Fairywrens Can Learn Their Mothers' Calls Before They Hatch
The Super Fairywrens are birds that manage to imitate their parent's calls even before they emerge from their eggs.
Mimicking their parents' calls can help the birds to find mates, caution their peers of predators and recognise their family. In a recent study by a team from Flinders University, Hunter College, and Cornell University, experts examined the behaviour in their relatives---the Red-backed Fairywrens.
It is interesting to note that even in the Red-backed Fairywrens, the females called to their eggs not only during incubation but also after they hatched. Hence, the birdlings emitted beeps that were just like their mothers'.
"Fairywrens have become a new model system in which to test new dimensions in the ontogeny of parent-offspring communication in vertebrates," said Mark Hauber, one of the study researchers from Hunter College in New York City.
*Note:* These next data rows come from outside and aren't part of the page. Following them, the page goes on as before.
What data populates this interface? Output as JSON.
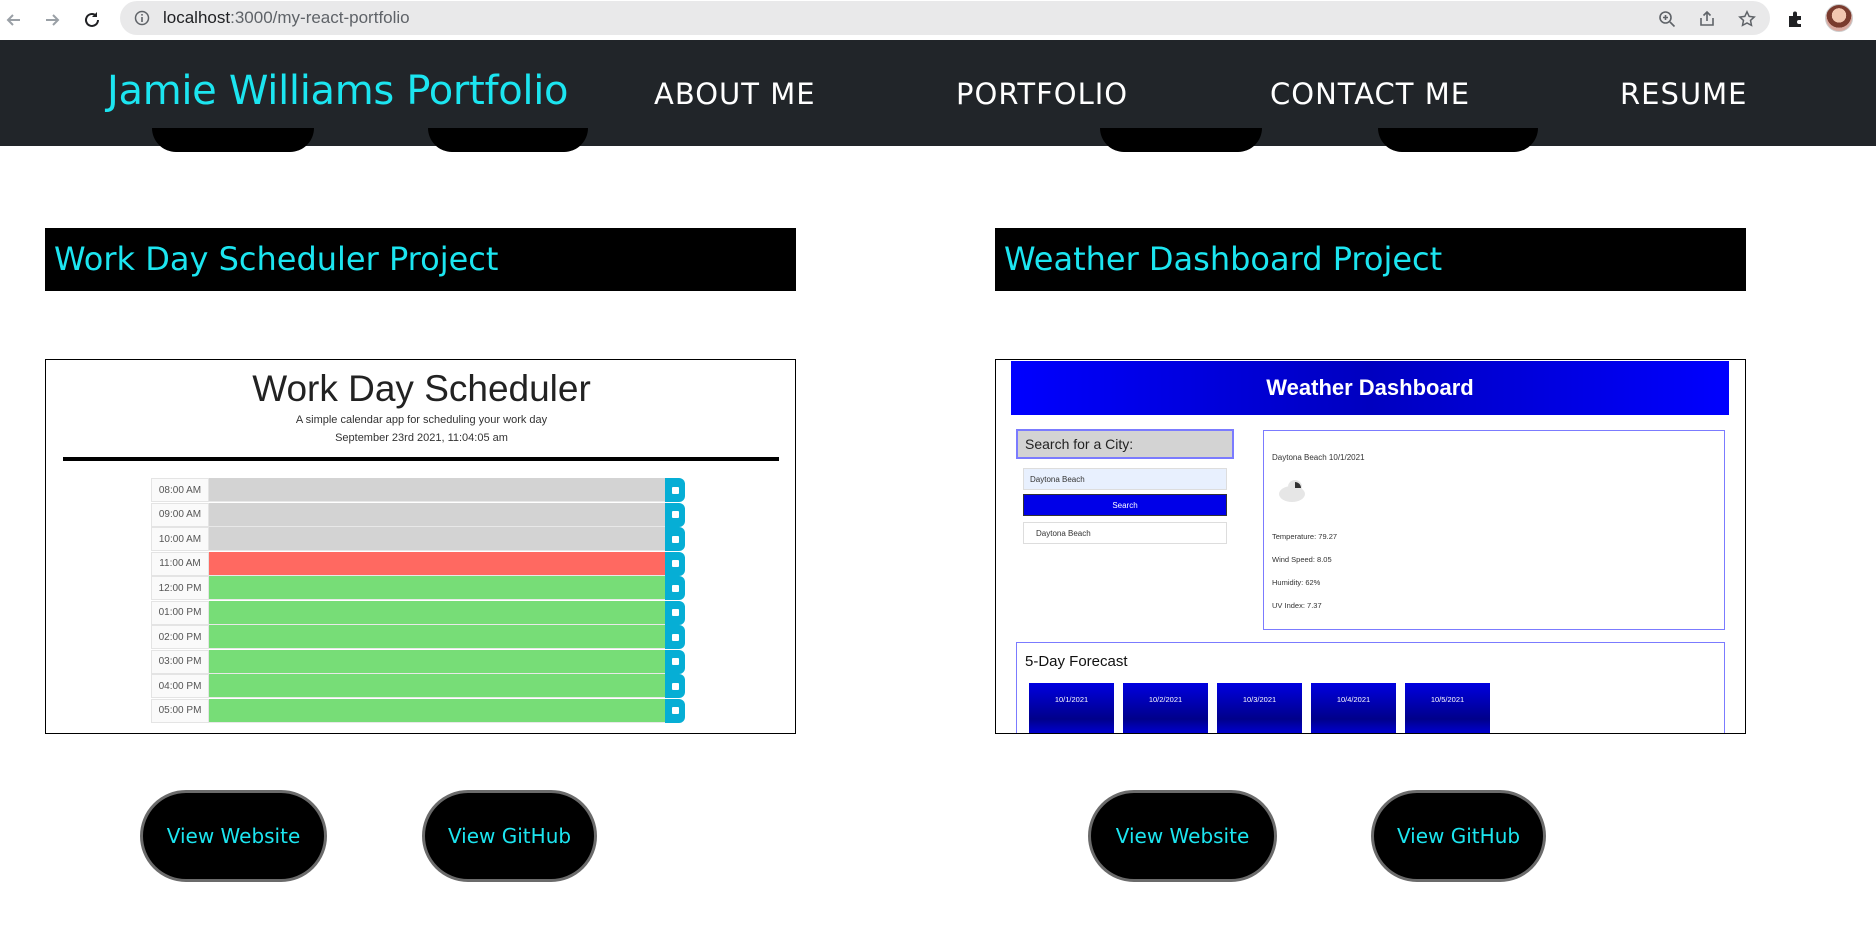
{
  "browser": {
    "url_host": "localhost",
    "url_path": ":3000/my-react-portfolio"
  },
  "header": {
    "brand": "Jamie Williams Portfolio",
    "nav": [
      "ABOUT ME",
      "PORTFOLIO",
      "CONTACT ME",
      "RESUME"
    ]
  },
  "projects": [
    {
      "title": "Work Day Scheduler Project",
      "website_label": "View Website",
      "github_label": "View GitHub",
      "preview": {
        "title": "Work Day Scheduler",
        "subtitle": "A simple calendar app for scheduling your work day",
        "date": "September 23rd 2021, 11:04:05 am",
        "hours": [
          "08:00 AM",
          "09:00 AM",
          "10:00 AM",
          "11:00 AM",
          "12:00 PM",
          "01:00 PM",
          "02:00 PM",
          "03:00 PM",
          "04:00 PM",
          "05:00 PM"
        ],
        "states": [
          "past",
          "past",
          "past",
          "present",
          "future",
          "future",
          "future",
          "future",
          "future",
          "future"
        ],
        "colors": {
          "past": "#d3d3d3",
          "present": "#ff6961",
          "future": "#77dd77"
        }
      }
    },
    {
      "title": "Weather Dashboard Project",
      "website_label": "View Website",
      "github_label": "View GitHub",
      "preview": {
        "title": "Weather Dashboard",
        "search_label": "Search for a City:",
        "input_value": "Daytona Beach",
        "search_button": "Search",
        "history_item": "Daytona Beach",
        "current_city": "Daytona Beach 10/1/2021",
        "temperature": "Temperature: 79.27",
        "wind": "Wind Speed: 8.05",
        "humidity": "Humidity: 62%",
        "uv": "UV Index: 7.37",
        "forecast_title": "5-Day Forecast",
        "forecast_days": [
          "10/1/2021",
          "10/2/2021",
          "10/3/2021",
          "10/4/2021",
          "10/5/2021"
        ]
      }
    }
  ],
  "colors": {
    "accent": "#1ce5f0",
    "header_bg": "#212529",
    "card_bg": "#000000"
  }
}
With every call, the parents increase their efforts to feed them.
Did the fairywrens use the calls to identify foreign birdlings, such as parasitic cuckoos? The experts found Red-backed Fairywren mothers did not enhance their calls when they found more cuckoos near them.
"Because fairywrens have high predation rates, we originally placed microphones under Superb Fairywren nests to record alarm calls against predators twenty-four seven," explained Diane Colombelli-Négrel, one of the study researchers from Australia's Flinders University. "As a result, we discovered embryonic learning in Superb Fairywrens."
"Prenatal vocal learning has rarely been described in any animal, with the exception of humans and Australian Superb Fairywrens," said University of Queensland's Dr. William Feeney, who is an expert on the interactions between cuckoos and host birds. "In this study, the authors present data suggesting that, like the Superb Fairywren, Red-backed Fairywrens also learn their begging calls from their mother. This result is exciting as it opens the door to investigating the taxonomic diversity of this ability, which could provide insights into why it evolves."
The study was recently published in the journal The Auk: Ornithological Advances.